Dusty Springfield was an effortlessly intimate singer. She could present herself as vulnerable—broken, even—and drenched in sexuality at the same time. There weren't any tricks; she had a strong, rich voice and a striking command of the ambiguities of the material she tackled, especially on her milestone 1969 record Dusty in Memphis. She had an almost frighteningly clear-eyed awareness of the space that separates people but never stooped to cynicism or resignation.
Shelby Lynne, on the other hand, has a perfectly fine voice, but its one-note sex-pot huskiness pales next to Springfield's. Her approach on Just a Little Lovin', a collection of nine songs from Dusty in Memphis and the new track "Pretend," is to pause and catch her voice in lackluster imitation of Springfield.
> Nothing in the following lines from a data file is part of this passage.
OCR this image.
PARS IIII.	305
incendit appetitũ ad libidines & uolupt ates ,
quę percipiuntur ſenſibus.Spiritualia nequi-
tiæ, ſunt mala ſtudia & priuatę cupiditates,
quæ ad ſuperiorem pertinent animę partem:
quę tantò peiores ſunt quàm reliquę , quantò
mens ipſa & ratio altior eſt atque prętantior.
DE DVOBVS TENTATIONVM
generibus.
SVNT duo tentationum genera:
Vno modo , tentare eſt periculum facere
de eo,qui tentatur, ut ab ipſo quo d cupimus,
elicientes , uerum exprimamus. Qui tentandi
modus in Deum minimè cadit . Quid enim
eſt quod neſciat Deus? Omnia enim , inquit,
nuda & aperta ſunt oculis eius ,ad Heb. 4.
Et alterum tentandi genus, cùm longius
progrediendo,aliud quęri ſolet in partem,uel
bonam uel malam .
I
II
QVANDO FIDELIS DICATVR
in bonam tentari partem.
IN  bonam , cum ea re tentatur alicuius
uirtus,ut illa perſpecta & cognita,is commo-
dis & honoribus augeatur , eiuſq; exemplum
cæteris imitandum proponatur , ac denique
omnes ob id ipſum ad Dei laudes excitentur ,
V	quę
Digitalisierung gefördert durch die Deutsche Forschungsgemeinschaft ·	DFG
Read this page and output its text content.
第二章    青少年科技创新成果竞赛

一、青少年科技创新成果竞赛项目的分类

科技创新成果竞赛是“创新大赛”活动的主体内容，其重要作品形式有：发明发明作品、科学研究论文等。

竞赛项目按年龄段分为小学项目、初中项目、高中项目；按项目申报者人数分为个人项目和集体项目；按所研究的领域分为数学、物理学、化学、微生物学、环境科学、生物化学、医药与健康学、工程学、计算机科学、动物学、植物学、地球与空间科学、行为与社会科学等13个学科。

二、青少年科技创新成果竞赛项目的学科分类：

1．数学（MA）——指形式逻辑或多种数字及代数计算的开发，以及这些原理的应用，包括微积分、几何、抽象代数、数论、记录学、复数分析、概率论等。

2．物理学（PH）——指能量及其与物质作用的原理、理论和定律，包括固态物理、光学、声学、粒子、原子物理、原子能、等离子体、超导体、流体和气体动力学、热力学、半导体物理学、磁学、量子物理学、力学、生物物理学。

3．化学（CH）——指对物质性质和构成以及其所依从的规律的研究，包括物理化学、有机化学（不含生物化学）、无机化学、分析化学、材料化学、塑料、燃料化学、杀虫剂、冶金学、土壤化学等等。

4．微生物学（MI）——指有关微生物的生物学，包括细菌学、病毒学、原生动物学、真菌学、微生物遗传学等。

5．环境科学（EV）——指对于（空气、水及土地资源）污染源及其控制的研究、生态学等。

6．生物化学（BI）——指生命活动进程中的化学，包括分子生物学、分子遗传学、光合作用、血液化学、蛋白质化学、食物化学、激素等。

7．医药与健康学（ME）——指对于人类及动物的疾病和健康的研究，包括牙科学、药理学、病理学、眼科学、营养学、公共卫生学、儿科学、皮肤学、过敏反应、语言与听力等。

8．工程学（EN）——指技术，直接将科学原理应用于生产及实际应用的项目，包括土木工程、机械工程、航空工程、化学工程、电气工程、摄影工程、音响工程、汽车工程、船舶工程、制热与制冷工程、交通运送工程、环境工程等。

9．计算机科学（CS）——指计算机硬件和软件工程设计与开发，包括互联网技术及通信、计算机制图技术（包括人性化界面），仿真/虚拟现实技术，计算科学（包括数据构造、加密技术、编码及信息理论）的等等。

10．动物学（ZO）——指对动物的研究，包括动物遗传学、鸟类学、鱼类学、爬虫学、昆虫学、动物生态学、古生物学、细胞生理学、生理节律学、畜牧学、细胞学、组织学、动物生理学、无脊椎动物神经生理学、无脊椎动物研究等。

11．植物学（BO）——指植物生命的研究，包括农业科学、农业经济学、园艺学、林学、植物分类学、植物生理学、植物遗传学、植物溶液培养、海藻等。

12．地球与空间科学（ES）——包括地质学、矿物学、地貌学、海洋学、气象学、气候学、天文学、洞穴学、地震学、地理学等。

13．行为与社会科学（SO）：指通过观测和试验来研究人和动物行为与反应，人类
On her original version of "Breakfast in Bed," for instance—"Breakfast in bed and a kiss or three/You don't have to say you love me"—Springfield is heart-wrenchingly aware of her own need and her partner's; the consequences of restraint seem worse than the inevitable results of cheating. It's as grown-up and complex a take on desire as pop music has ever delivered. On the same song, Lynne sounds like she's just giving in.
Multiple Grammy-winner Phil Ramone's production doesn't help. He mistakes slow for sultry and lounge for lush. Dusty in Memphis deserves tribute, but the best way to do that is to buy it and listen.